A wolf lunged. High-pitched screams erupted. The other animal paced and snapped before bounding into the fray.
Torn cloth. Blood. Mangy fur.
Screams turned to gargled cries.
Then silence.
I tugged at my magic, willing an end to the gruesome display that turned my stomach.
The scene faded, leaving Gabriel collapsed on his knees, head and shoulders hunched in defeat.

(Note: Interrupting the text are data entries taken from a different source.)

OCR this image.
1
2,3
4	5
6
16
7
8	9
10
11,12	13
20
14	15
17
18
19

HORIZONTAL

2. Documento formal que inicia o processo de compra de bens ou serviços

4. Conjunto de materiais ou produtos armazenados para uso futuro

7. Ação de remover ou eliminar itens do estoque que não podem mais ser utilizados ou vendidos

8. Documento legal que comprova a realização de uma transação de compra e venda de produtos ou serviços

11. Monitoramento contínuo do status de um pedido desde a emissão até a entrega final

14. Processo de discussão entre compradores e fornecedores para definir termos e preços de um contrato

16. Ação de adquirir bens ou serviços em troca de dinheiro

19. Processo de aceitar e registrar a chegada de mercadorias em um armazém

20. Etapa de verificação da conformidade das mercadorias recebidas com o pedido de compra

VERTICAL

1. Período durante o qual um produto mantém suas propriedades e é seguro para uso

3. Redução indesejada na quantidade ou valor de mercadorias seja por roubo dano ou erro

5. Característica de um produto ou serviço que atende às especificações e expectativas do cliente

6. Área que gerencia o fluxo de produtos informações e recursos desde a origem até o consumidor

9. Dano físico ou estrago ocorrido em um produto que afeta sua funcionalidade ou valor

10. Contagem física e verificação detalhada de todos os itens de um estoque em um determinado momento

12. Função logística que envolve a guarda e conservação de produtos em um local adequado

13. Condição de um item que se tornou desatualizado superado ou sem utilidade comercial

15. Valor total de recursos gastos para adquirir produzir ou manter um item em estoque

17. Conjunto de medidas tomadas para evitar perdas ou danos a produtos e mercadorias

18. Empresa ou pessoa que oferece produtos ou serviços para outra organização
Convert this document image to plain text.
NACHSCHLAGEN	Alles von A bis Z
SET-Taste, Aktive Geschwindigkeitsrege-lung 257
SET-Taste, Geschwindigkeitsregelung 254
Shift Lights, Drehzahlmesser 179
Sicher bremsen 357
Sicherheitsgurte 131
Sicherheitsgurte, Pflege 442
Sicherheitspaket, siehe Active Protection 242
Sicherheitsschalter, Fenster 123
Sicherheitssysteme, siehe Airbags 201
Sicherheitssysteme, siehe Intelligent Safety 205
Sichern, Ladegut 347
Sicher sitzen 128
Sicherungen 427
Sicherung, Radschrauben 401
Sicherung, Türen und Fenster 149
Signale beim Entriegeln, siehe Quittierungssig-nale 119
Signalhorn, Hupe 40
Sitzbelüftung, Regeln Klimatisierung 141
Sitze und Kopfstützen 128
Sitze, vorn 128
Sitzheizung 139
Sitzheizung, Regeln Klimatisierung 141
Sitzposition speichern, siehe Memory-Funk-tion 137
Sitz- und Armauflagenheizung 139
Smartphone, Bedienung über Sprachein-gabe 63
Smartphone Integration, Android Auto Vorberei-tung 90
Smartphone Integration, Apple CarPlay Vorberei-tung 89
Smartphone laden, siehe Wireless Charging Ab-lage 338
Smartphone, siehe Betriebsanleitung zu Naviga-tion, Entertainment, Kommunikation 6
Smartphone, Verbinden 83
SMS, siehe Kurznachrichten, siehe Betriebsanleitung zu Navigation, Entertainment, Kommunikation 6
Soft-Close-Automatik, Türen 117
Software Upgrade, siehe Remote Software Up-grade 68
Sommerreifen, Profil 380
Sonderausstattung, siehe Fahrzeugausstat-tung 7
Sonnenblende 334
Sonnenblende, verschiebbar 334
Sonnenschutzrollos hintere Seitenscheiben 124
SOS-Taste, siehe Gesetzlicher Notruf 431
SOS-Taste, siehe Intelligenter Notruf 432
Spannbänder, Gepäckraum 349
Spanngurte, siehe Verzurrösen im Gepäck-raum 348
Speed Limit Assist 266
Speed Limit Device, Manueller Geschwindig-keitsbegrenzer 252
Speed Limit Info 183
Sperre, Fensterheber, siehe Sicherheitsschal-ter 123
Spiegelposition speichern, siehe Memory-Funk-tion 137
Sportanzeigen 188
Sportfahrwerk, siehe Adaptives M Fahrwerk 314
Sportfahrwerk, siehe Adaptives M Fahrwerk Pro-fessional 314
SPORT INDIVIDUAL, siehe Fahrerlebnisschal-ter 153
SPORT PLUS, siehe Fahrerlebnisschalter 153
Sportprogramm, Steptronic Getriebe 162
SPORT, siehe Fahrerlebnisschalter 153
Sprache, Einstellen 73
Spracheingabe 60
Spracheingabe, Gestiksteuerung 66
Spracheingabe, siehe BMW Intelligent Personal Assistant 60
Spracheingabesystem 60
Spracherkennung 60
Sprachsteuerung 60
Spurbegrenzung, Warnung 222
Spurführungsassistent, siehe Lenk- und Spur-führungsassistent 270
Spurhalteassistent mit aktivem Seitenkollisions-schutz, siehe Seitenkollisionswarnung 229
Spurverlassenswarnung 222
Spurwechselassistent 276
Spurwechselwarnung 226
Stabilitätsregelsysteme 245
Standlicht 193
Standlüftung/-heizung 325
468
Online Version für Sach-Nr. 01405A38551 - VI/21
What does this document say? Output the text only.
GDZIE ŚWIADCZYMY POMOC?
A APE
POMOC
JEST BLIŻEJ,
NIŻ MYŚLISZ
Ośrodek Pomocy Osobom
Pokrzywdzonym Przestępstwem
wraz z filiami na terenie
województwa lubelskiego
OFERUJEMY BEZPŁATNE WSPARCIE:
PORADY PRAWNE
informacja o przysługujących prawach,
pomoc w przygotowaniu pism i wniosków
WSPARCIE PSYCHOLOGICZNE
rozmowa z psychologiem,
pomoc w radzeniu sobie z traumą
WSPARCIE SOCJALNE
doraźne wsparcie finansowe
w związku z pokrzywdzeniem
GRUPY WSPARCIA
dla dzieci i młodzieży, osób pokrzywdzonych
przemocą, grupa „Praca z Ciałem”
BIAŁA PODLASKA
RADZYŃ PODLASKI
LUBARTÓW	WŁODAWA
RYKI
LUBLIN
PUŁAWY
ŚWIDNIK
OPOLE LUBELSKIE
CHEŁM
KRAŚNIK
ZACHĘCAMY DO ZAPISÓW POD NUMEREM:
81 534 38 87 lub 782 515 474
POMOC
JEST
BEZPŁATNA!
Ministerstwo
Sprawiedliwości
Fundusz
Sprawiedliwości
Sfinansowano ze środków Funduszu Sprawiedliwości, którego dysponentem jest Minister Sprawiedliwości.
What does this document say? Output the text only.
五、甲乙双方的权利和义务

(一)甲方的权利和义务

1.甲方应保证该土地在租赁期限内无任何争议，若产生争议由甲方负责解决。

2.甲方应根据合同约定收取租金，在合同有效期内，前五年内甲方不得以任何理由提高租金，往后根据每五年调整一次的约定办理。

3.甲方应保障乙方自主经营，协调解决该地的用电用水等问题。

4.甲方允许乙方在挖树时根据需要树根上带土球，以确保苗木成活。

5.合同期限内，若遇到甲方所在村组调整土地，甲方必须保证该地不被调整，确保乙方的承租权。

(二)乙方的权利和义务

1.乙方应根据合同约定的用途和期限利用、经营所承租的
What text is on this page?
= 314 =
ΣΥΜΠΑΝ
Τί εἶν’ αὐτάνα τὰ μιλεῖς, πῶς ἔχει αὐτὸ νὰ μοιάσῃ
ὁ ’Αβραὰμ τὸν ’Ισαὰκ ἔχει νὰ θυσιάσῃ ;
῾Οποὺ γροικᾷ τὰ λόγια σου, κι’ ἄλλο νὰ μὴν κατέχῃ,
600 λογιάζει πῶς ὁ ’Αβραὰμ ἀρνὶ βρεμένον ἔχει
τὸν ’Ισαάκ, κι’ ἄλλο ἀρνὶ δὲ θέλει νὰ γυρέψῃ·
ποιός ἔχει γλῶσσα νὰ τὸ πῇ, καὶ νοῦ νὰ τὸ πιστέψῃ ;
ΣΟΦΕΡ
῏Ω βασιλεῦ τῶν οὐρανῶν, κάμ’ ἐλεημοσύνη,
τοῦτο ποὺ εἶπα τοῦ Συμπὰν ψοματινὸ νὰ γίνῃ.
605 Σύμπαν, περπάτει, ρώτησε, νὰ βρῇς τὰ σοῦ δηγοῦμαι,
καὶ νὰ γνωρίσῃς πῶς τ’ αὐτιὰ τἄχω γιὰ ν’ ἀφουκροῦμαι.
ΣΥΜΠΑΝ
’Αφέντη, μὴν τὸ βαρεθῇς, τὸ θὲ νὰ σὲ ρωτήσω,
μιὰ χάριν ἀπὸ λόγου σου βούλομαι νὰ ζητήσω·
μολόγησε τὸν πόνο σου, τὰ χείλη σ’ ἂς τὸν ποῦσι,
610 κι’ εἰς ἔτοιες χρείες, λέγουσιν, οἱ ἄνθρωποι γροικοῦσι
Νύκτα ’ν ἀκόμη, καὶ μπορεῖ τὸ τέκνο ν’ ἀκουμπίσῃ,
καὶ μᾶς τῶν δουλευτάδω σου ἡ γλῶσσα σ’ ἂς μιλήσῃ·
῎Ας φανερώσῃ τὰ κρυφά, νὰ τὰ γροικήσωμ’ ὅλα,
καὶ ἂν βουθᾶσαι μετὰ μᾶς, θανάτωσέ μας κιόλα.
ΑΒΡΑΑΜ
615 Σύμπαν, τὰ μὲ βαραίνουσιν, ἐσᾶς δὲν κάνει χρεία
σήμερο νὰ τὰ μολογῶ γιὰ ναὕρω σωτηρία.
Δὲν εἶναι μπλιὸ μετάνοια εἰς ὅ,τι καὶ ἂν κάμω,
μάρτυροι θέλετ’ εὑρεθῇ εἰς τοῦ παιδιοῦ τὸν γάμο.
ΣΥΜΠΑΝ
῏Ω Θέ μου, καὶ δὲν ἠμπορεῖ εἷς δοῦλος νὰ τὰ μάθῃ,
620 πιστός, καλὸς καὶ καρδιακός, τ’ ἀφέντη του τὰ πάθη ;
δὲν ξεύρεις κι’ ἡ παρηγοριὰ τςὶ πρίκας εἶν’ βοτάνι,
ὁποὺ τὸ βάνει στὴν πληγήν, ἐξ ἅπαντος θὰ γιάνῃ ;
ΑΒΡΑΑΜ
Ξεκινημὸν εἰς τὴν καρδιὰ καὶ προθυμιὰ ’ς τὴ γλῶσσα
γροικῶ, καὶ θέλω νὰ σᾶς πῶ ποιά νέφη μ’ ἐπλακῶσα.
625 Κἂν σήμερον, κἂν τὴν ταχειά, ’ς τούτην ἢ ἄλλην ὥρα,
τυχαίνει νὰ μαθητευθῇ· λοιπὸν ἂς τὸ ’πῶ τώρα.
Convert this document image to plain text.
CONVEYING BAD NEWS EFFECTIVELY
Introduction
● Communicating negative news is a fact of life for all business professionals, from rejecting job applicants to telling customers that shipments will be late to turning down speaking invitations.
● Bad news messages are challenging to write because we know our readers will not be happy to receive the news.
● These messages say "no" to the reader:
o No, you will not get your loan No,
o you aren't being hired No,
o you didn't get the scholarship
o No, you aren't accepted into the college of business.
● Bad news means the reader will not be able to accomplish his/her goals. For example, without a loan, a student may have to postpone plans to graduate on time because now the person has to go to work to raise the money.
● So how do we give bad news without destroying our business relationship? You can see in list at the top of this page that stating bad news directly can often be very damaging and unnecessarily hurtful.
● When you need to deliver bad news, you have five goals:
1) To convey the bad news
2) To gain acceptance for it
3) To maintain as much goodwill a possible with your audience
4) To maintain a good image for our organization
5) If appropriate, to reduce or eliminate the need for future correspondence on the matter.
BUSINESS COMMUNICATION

The crowd was deathly silent in the wake of the two vicious scenes. The punishment my emperor dealt affected not only his victims but all in attendance. All except himself, it seemed, as he rose to stand in his box and turned toward the attendees, spreading his arms wide. Emperor Ryszard’s frame held no emotion, only cold indifference as he scanned the audience.
The emperor never led his troops on the front lines in battle—that was my task—but he was no coward. No torment I’d ever conjured, real or imagined, moved him. In my youth he’d been different. Supportive. Encouraging. Eager to see our new skills. As the empire grew so did his detachment. Whatever thoughts and feelings floated behind his high cheekbones and fine wrinkles, he kept them locked safely away.
“Let us not forget the terrors we try to put behind us,” his voice boomed across the crowd, strong and clear. “And one last reminder for our friends that treason is not without cost.”
I retreated through a break in the flames, tasting the bile in my throat as Brishon stepped forward. Mental torment was not enough to please our ruler. He’d requested one more punishment as well, a physical one, though it would fade with time.